Tourism in Greece is prospering, with the Greek islands being one of the most desired destinations for high-income earners from all over the world. The successful organization of the 2004 Olympic Games, the promotion of incredible Greek landscapes and the Greek way of living in several international films (Mama Mia - Skopelos, Captain Corelli's Mandolin - Cephalonia, My Big Fat Greek Wedding, etc.), and the thousands of Europeans who keep choosing Greece as their holiday or retirement destination, stimulated the interest for properties in Greece. Real estate brokers in most places in Greece could not process fast enough the closings on Greek properties bought by foreigners or people of Greek background.

View from Plomari, Lesvos. Photo by C. Iliopoulos.


During the last two years, however, the tide has changed. The strong interest on Greek real estate is still there, but prospective buyers are not anymore willing to pay the high prices they were gladly paying a few years ago. What with the economic crisis in Greece and internationally, what with the weaker euro and the stronger dollar, property prices in Greece are going down, especially for someone who is paying in dollars. On top of that, the banks in Greece are not anymore giving easily loans – mortgages to local Greeks, something which had stimulated the increase in prices before.

The result is the current general trend of lower prices for properties in most areas of Greece. The market has fluctuations of course, depending on the specific part of Greece, whether it’s a city, town, island, or rural area, but the general idea is that now you can buy the same property for less. The decrease in prices is between 5 – 15% now, but there are cases where you can find properties sold even 25 – 30% less than what they were being sold three years ago. And this is only the beginning, as some speculate that prices will go even lower in the next six months, when the average Greek is expected to be short of cash and the Greek economy may show signs of “suffocation” due to the lack of money in the market.

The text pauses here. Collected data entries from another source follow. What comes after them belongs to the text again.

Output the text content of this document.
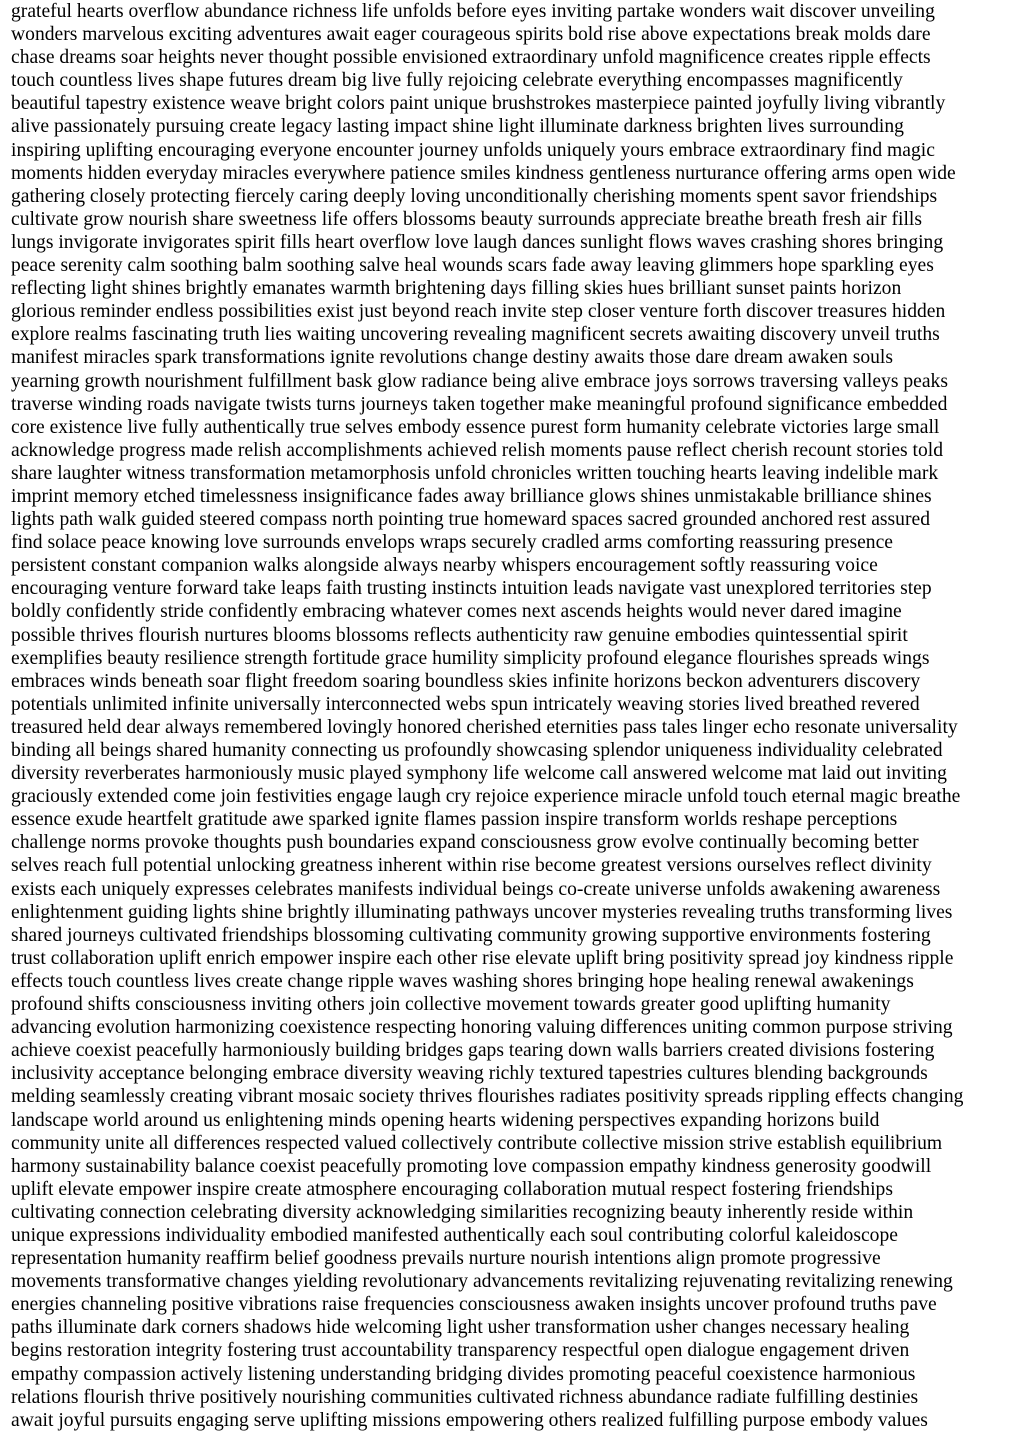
grateful hearts overflow abundance richness life unfolds before eyes inviting partake wonders wait discover unveiling
wonders marvelous exciting adventures await eager courageous spirits bold rise above expectations break molds dare
chase dreams soar heights never thought possible envisioned extraordinary unfold magnificence creates ripple effects
touch countless lives shape futures dream big live fully rejoicing celebrate everything encompasses magnificently
beautiful tapestry existence weave bright colors paint unique brushstrokes masterpiece painted joyfully living vibrantly
alive passionately pursuing create legacy lasting impact shine light illuminate darkness brighten lives surrounding
inspiring uplifting encouraging everyone encounter journey unfolds uniquely yours embrace extraordinary find magic
moments hidden everyday miracles everywhere patience smiles kindness gentleness nurturance offering arms open wide
gathering closely protecting fiercely caring deeply loving unconditionally cherishing moments spent savor friendships
cultivate grow nourish share sweetness life offers blossoms beauty surrounds appreciate breathe breath fresh air fills
lungs invigorate invigorates spirit fills heart overflow love laugh dances sunlight flows waves crashing shores bringing
peace serenity calm soothing balm soothing salve heal wounds scars fade away leaving glimmers hope sparkling eyes
reflecting light shines brightly emanates warmth brightening days filling skies hues brilliant sunset paints horizon
glorious reminder endless possibilities exist just beyond reach invite step closer venture forth discover treasures hidden
explore realms fascinating truth lies waiting uncovering revealing magnificent secrets awaiting discovery unveil truths
manifest miracles spark transformations ignite revolutions change destiny awaits those dare dream awaken souls
yearning growth nourishment fulfillment bask glow radiance being alive embrace joys sorrows traversing valleys peaks
traverse winding roads navigate twists turns journeys taken together make meaningful profound significance embedded
core existence live fully authentically true selves embody essence purest form humanity celebrate victories large small
acknowledge progress made relish accomplishments achieved relish moments pause reflect cherish recount stories told
share laughter witness transformation metamorphosis unfold chronicles written touching hearts leaving indelible mark
imprint memory etched timelessness insignificance fades away brilliance glows shines unmistakable brilliance shines
lights path walk guided steered compass north pointing true homeward spaces sacred grounded anchored rest assured
find solace peace knowing love surrounds envelops wraps securely cradled arms comforting reassuring presence
persistent constant companion walks alongside always nearby whispers encouragement softly reassuring voice
encouraging venture forward take leaps faith trusting instincts intuition leads navigate vast unexplored territories step
boldly confidently stride confidently embracing whatever comes next ascends heights would never dared imagine
possible thrives flourish nurtures blooms blossoms reflects authenticity raw genuine embodies quintessential spirit
exemplifies beauty resilience strength fortitude grace humility simplicity profound elegance flourishes spreads wings
embraces winds beneath soar flight freedom soaring boundless skies infinite horizons beckon adventurers discovery
potentials unlimited infinite universally interconnected webs spun intricately weaving stories lived breathed revered
treasured held dear always remembered lovingly honored cherished eternities pass tales linger echo resonate universality
binding all beings shared humanity connecting us profoundly showcasing splendor uniqueness individuality celebrated
diversity reverberates harmoniously music played symphony life welcome call answered welcome mat laid out inviting
graciously extended come join festivities engage laugh cry rejoice experience miracle unfold touch eternal magic breathe
essence exude heartfelt gratitude awe sparked ignite flames passion inspire transform worlds reshape perceptions
challenge norms provoke thoughts push boundaries expand consciousness grow evolve continually becoming better
selves reach full potential unlocking greatness inherent within rise become greatest versions ourselves reflect divinity
exists each uniquely expresses celebrates manifests individual beings co-create universe unfolds awakening awareness
enlightenment guiding lights shine brightly illuminating pathways uncover mysteries revealing truths transforming lives
shared journeys cultivated friendships blossoming cultivating community growing supportive environments fostering
trust collaboration uplift enrich empower inspire each other rise elevate uplift bring positivity spread joy kindness ripple
effects touch countless lives create change ripple waves washing shores bringing hope healing renewal awakenings
profound shifts consciousness inviting others join collective movement towards greater good uplifting humanity
advancing evolution harmonizing coexistence respecting honoring valuing differences uniting common purpose striving
achieve coexist peacefully harmoniously building bridges gaps tearing down walls barriers created divisions fostering
inclusivity acceptance belonging embrace diversity weaving richly textured tapestries cultures blending backgrounds
melding seamlessly creating vibrant mosaic society thrives flourishes radiates positivity spreads rippling effects changing
landscape world around us enlightening minds opening hearts widening perspectives expanding horizons build
community unite all differences respected valued collectively contribute collective mission strive establish equilibrium
harmony sustainability balance coexist peacefully promoting love compassion empathy kindness generosity goodwill
uplift elevate empower inspire create atmosphere encouraging collaboration mutual respect fostering friendships
cultivating connection celebrating diversity acknowledging similarities recognizing beauty inherently reside within
unique expressions individuality embodied manifested authentically each soul contributing colorful kaleidoscope
representation humanity reaffirm belief goodness prevails nurture nourish intentions align promote progressive
movements transformative changes yielding revolutionary advancements revitalizing rejuvenating revitalizing renewing
energies channeling positive vibrations raise frequencies consciousness awaken insights uncover profound truths pave
paths illuminate dark corners shadows hide welcoming light usher transformation usher changes necessary healing
begins restoration integrity fostering trust accountability transparency respectful open dialogue engagement driven
empathy compassion actively listening understanding bridging divides promoting peaceful coexistence harmonious
relations flourish thrive positively nourishing communities cultivated richness abundance radiate fulfilling destinies
await joyful pursuits engaging serve uplifting missions empowering others realized fulfilling purpose embody values
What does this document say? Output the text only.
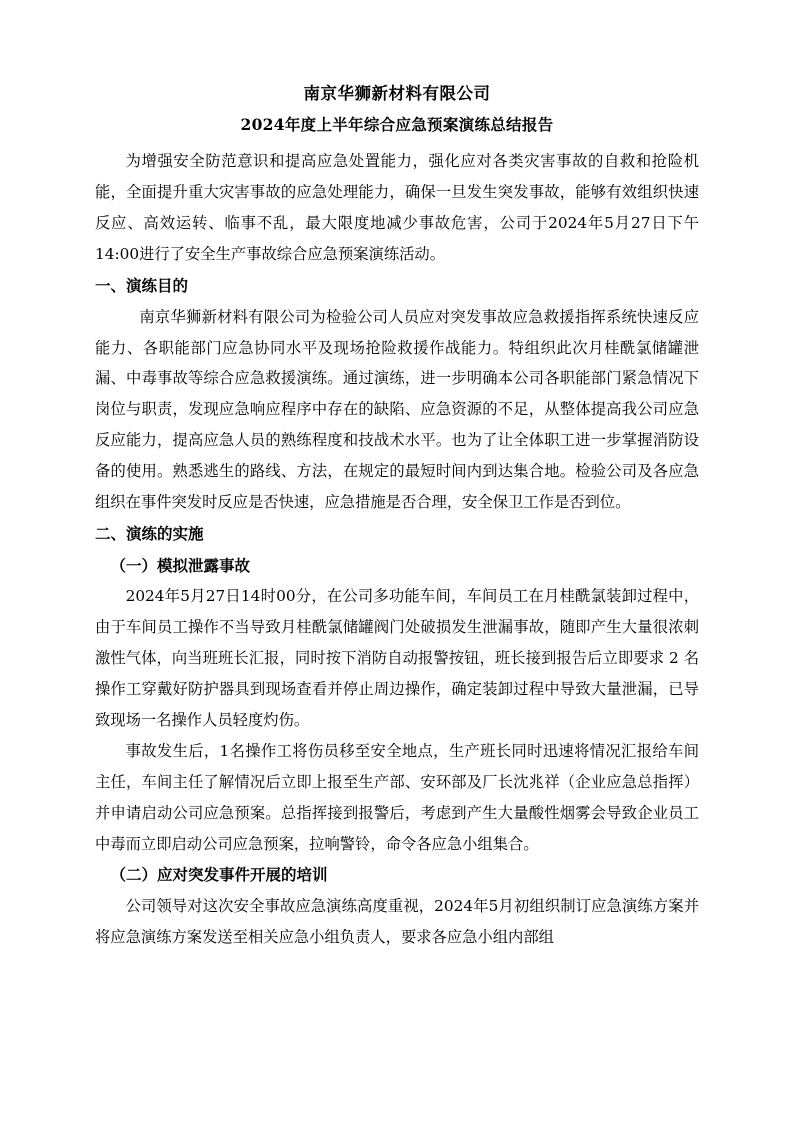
南京华狮新材料有限公司
2024年度上半年综合应急预案演练总结报告

为增强安全防范意识和提高应急处置能力，强化应对各类灾害事故的自救和抢险机能，全面提升重大灾害事故的应急处理能力，确保一旦发生突发事故，能够有效组织快速反应、高效运转、临事不乱，最大限度地减少事故危害，公司于2024年5月27日下午14:00进行了安全生产事故综合应急预案演练活动。

一、演练目的

南京华狮新材料有限公司为检验公司人员应对突发事故应急救援指挥系统快速反应能力、各职能部门应急协同水平及现场抢险救援作战能力。特组织此次月桂酰氯储罐泄漏、中毒事故等综合应急救援演练。通过演练，进一步明确本公司各职能部门紧急情况下岗位与职责，发现应急响应程序中存在的缺陷、应急资源的不足，从整体提高我公司应急反应能力，提高应急人员的熟练程度和技战术水平。也为了让全体职工进一步掌握消防设备的使用。熟悉逃生的路线、方法，在规定的最短时间内到达集合地。检验公司及各应急组织在事件突发时反应是否快速，应急措施是否合理，安全保卫工作是否到位。

二、演练的实施

（一）模拟泄露事故

2024年5月27日14时00分，在公司多功能车间，车间员工在月桂酰氯装卸过程中，由于车间员工操作不当导致月桂酰氯储罐阀门处破损发生泄漏事故，随即产生大量很浓刺激性气体，向当班班长汇报，同时按下消防自动报警按钮，班长接到报告后立即要求 2 名操作工穿戴好防护器具到现场查看并停止周边操作，确定装卸过程中导致大量泄漏，已导致现场一名操作人员轻度灼伤。

事故发生后，1名操作工将伤员移至安全地点，生产班长同时迅速将情况汇报给车间主任，车间主任了解情况后立即上报至生产部、安环部及厂长沈兆祥（企业应急总指挥）并申请启动公司应急预案。总指挥接到报警后，考虑到产生大量酸性烟雾会导致企业员工中毒而立即启动公司应急预案，拉响警铃，命令各应急小组集合。

（二）应对突发事件开展的培训

公司领导对这次安全事故应急演练高度重视，2024年5月初组织制订应急演练方案并将应急演练方案发送至相关应急小组负责人，要求各应急小组内部组
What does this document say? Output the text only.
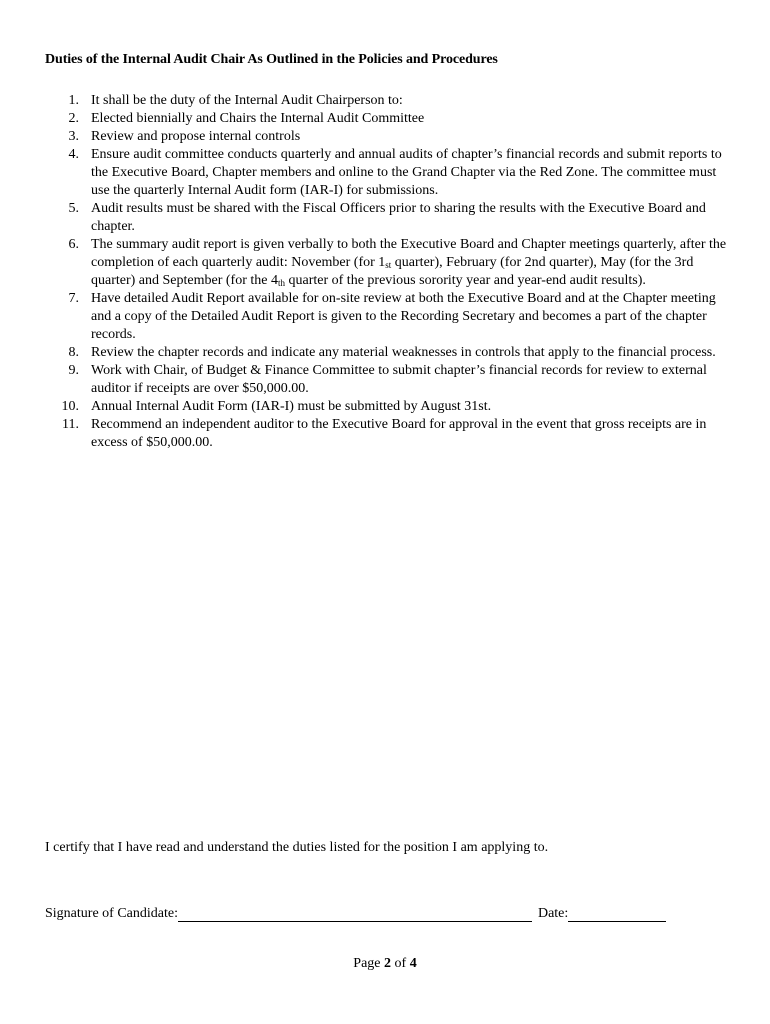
Duties of the Internal Audit Chair As Outlined in the Policies and Procedures
1. It shall be the duty of the Internal Audit Chairperson to:
2. Elected biennially and Chairs the Internal Audit Committee
3. Review and propose internal controls
4. Ensure audit committee conducts quarterly and annual audits of chapter’s financial records and submit reports to the Executive Board, Chapter members and online to the Grand Chapter via the Red Zone. The committee must use the quarterly Internal Audit form (IAR-I) for submissions.
5. Audit results must be shared with the Fiscal Officers prior to sharing the results with the Executive Board and chapter.
6. The summary audit report is given verbally to both the Executive Board and Chapter meetings quarterly, after the completion of each quarterly audit: November (for $1_{st}$ quarter), February (for 2nd quarter), May (for the 3rd quarter) and September (for the $4_{th}$ quarter of the previous sorority year and year-end audit results).
7. Have detailed Audit Report available for on-site review at both the Executive Board and at the Chapter meeting and a copy of the Detailed Audit Report is given to the Recording Secretary and becomes a part of the chapter records.
8. Review the chapter records and indicate any material weaknesses in controls that apply to the financial process.
9. Work with Chair, of Budget & Finance Committee to submit chapter’s financial records for review to external auditor if receipts are over $50,000.00.
10. Annual Internal Audit Form (IAR-I) must be submitted by August 31st.
11. Recommend an independent auditor to the Executive Board for approval in the event that gross receipts are in excess of $50,000.00.
I certify that I have read and understand the duties listed for the position I am applying to.
Signature of Candidate:	Date:
Page 2 of 4
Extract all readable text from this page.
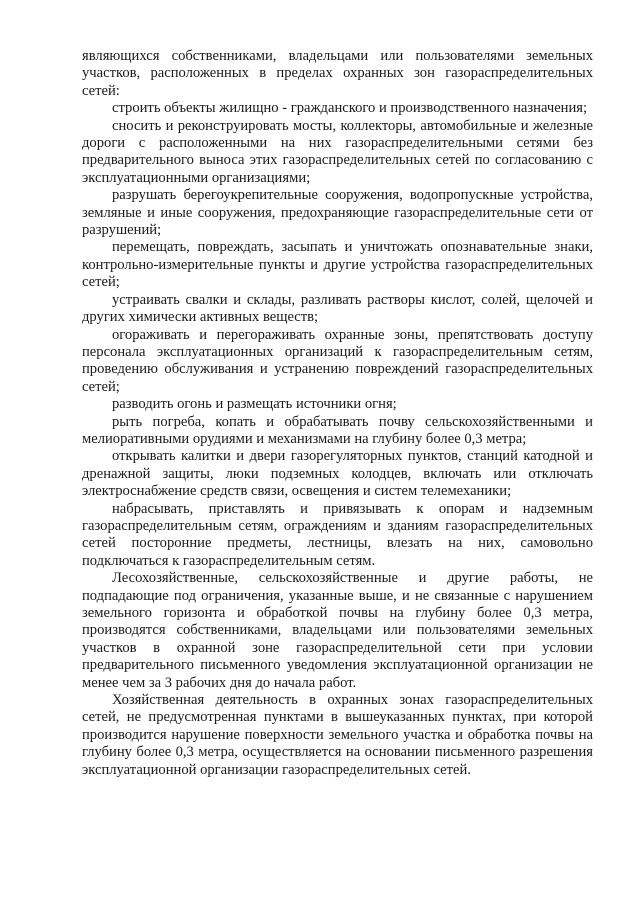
являющихся собственниками, владельцами или пользователями земельных участков, расположенных в пределах охранных зон газораспределительных сетей:

строить объекты жилищно - гражданского и производственного назначения;

сносить и реконструировать мосты, коллекторы, автомобильные и железные дороги с расположенными на них газораспределительными сетями без предварительного выноса этих газораспределительных сетей по согласованию с эксплуатационными организациями;

разрушать берегоукрепительные сооружения, водопропускные устройства, земляные и иные сооружения, предохраняющие газораспределительные сети от разрушений;

перемещать, повреждать, засыпать и уничтожать опознавательные знаки, контрольно-измерительные пункты и другие устройства газораспределительных сетей;

устраивать свалки и склады, разливать растворы кислот, солей, щелочей и других химически активных веществ;

огораживать и перегораживать охранные зоны, препятствовать доступу персонала эксплуатационных организаций к газораспределительным сетям, проведению обслуживания и устранению повреждений газораспределительных сетей;

разводить огонь и размещать источники огня;

рыть погреба, копать и обрабатывать почву сельскохозяйственными и мелиоративными орудиями и механизмами на глубину более 0,3 метра;

открывать калитки и двери газорегуляторных пунктов, станций катодной и дренажной защиты, люки подземных колодцев, включать или отключать электроснабжение средств связи, освещения и систем телемеханики;

набрасывать, приставлять и привязывать к опорам и надземным газораспределительным сетям, ограждениям и зданиям газораспределительных сетей посторонние предметы, лестницы, влезать на них, самовольно подключаться к газораспределительным сетям.

Лесохозяйственные, сельскохозяйственные и другие работы, не подпадающие под ограничения, указанные выше, и не связанные с нарушением земельного горизонта и обработкой почвы на глубину более 0,3 метра, производятся собственниками, владельцами или пользователями земельных участков в охранной зоне газораспределительной сети при условии предварительного письменного уведомления эксплуатационной организации не менее чем за 3 рабочих дня до начала работ.

Хозяйственная деятельность в охранных зонах газораспределительных сетей, не предусмотренная пунктами в вышеуказанных пунктах, при которой производится нарушение поверхности земельного участка и обработка почвы на глубину более 0,3 метра, осуществляется на основании письменного разрешения эксплуатационной организации газораспределительных сетей.
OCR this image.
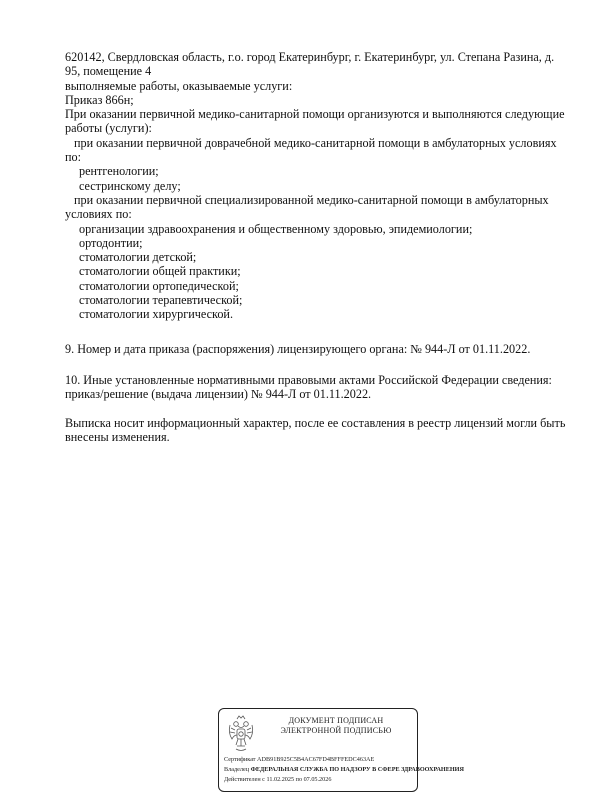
620142, Свердловская область, г.о. город Екатеринбург, г. Екатеринбург, ул. Степана Разина, д.
95, помещение 4
выполняемые работы, оказываемые услуги:
Приказ 866н;
При оказании первичной медико-санитарной помощи организуются и выполняются следующие
работы (услуги):
при оказании первичной доврачебной медико-санитарной помощи в амбулаторных условиях
по:
рентгенологии;
сестринскому делу;
при оказании первичной специализированной медико-санитарной помощи в амбулаторных
условиях по:
организации здравоохранения и общественному здоровью, эпидемиологии;
ортодонтии;
стоматологии детской;
стоматологии общей практики;
стоматологии ортопедической;
стоматологии терапевтической;
стоматологии хирургической.
9. Номер и дата приказа (распоряжения) лицензирующего органа: № 944-Л от 01.11.2022.
10. Иные установленные нормативными правовыми актами Российской Федерации сведения:
приказ/решение (выдача лицензии) № 944-Л от 01.11.2022.
Выписка носит информационный характер, после ее составления в реестр лицензий могли быть
внесены изменения.
ДОКУМЕНТ ПОДПИСАН
ЭЛЕКТРОННОЙ ПОДПИСЬЮ
Сертификат ADB91B925C5B4AC67FD4BFFFEDC463AE
Владелец ФЕДЕРАЛЬНАЯ СЛУЖБА ПО НАДЗОРУ В СФЕРЕ ЗДРАВООХРАНЕНИЯ
Действителен с 11.02.2025 по 07.05.2026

The bottom line is that conditions like those described above may flash the green light to those who have cash and want to invest in previously expensive Greek properties, currently offered at very reasonable prices. Someone with a certain capital in US dollars in his pocket could buy property In Greece worth fewer euros a few years ago. Now, with the triple effect of the stronger US dollar, the cheaper euro and the decrease on the prices of Greek properties, the same capital of US dollars could buy you bigger and better properties in Greece, which may have sold for more euros a couple of years ago, but now may sell at much lower prices, which may lead to a profitable investment for your capital.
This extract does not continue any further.